Sunday 20 October 2013

Home and abroad

I've just returned home from a small trip to Cumbria, staying with friends, a journey taken to attend a conference at Preston. The conference focus was on animist understandings of landscape and I had the joy of listening to Gordon the Toad's presentation, and others one from Graham Harvey and Linda Sever, as well as sharing some of my own thoughts and words on North European Shamanism and some of the other-than-human people with whom we share landscape, homescape, space and whose time and consciousness may sometimes merge with ours.

Having brought 'The Wild Geese' - Violet Jacob's poem - into the preparation for my talk, I heard the calling voices overhead and looking out saw the largest skein I've seen for years. Then on the journey down there was a flight of lapwings, with later a wonderful joining of flocks of waders merging with the swarm shifting shape in the air, crows playing with the wind, and one single swan in flight. Then rain, of course, lots of it. Today, in Cumbria, again I heard the crying geese, and the skein going over was nearly as large as the one seen before I left. The journey back was about sun and showers, and colours, the changing greens, golds, russets and rich browns of autumn, with soaring buzzards in many areas of the Borders and Lothians, though no geese.

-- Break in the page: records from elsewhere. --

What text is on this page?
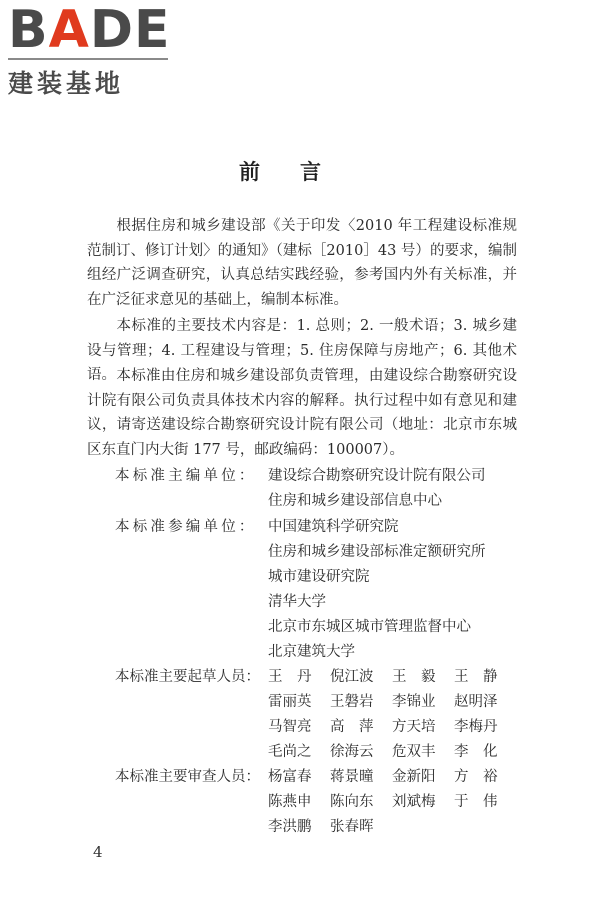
BADE
建装基地
前言

根据住房和城乡建设部《关于印发〈2010 年工程建设标准规范制订、修订计划〉的通知》（建标［2010］43 号）的要求，编制组经广泛调查研究，认真总结实践经验，参考国内外有关标准，并在广泛征求意见的基础上，编制本标准。

本标准的主要技术内容是：1. 总则；2. 一般术语；3. 城乡建设与管理；4. 工程建设与管理；5. 住房保障与房地产；6. 其他术语。 本标准由住房和城乡建设部负责管理，由建设综合勘察研究设计院有限公司负责具体技术内容的解释。执行过程中如有意见和建议，请寄送建设综合勘察研究设计院有限公司（地址：北京市东城区东直门内大街 177 号，邮政编码：100007）。

本标准主编单位： 建设综合勘察研究设计院有限公司
住房和城乡建设部信息中心
本标准参编单位： 中国建筑科学研究院
住房和城乡建设部标准定额研究所
城市建设研究院
清华大学
北京市东城区城市管理监督中心
北京建筑大学
本标准主要起草人员： 王　丹 倪江波 王　毅 王　静
雷丽英 王磐岩 李锦业 赵明泽
马智亮 高　萍 方天培 李梅丹
毛尚之 徐海云 危双丰 李　化
本标准主要审查人员： 杨富春 蒋景曈 金新阳 方　裕
陈燕申 陈向东 刘斌梅 于　伟
李洪鹏 张春晖
4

Somehow this all reminded me that this blog has been neglected - since the last addition I have moved house, town, and indeed country, going back to my 'roots', and the summer has involved amongst other pursuits starting to make a new garden, and watching the wildlife come to it from the woods behind my house. Rather than writing about places, I have been shaping my own place here, and trying to listen to the landscape and learn the patience that gardening demands, as I learn or re-learn the movement of the seasons on how this little piece of earth responds to the whole earth's turning, and the movements of air and water above and within it.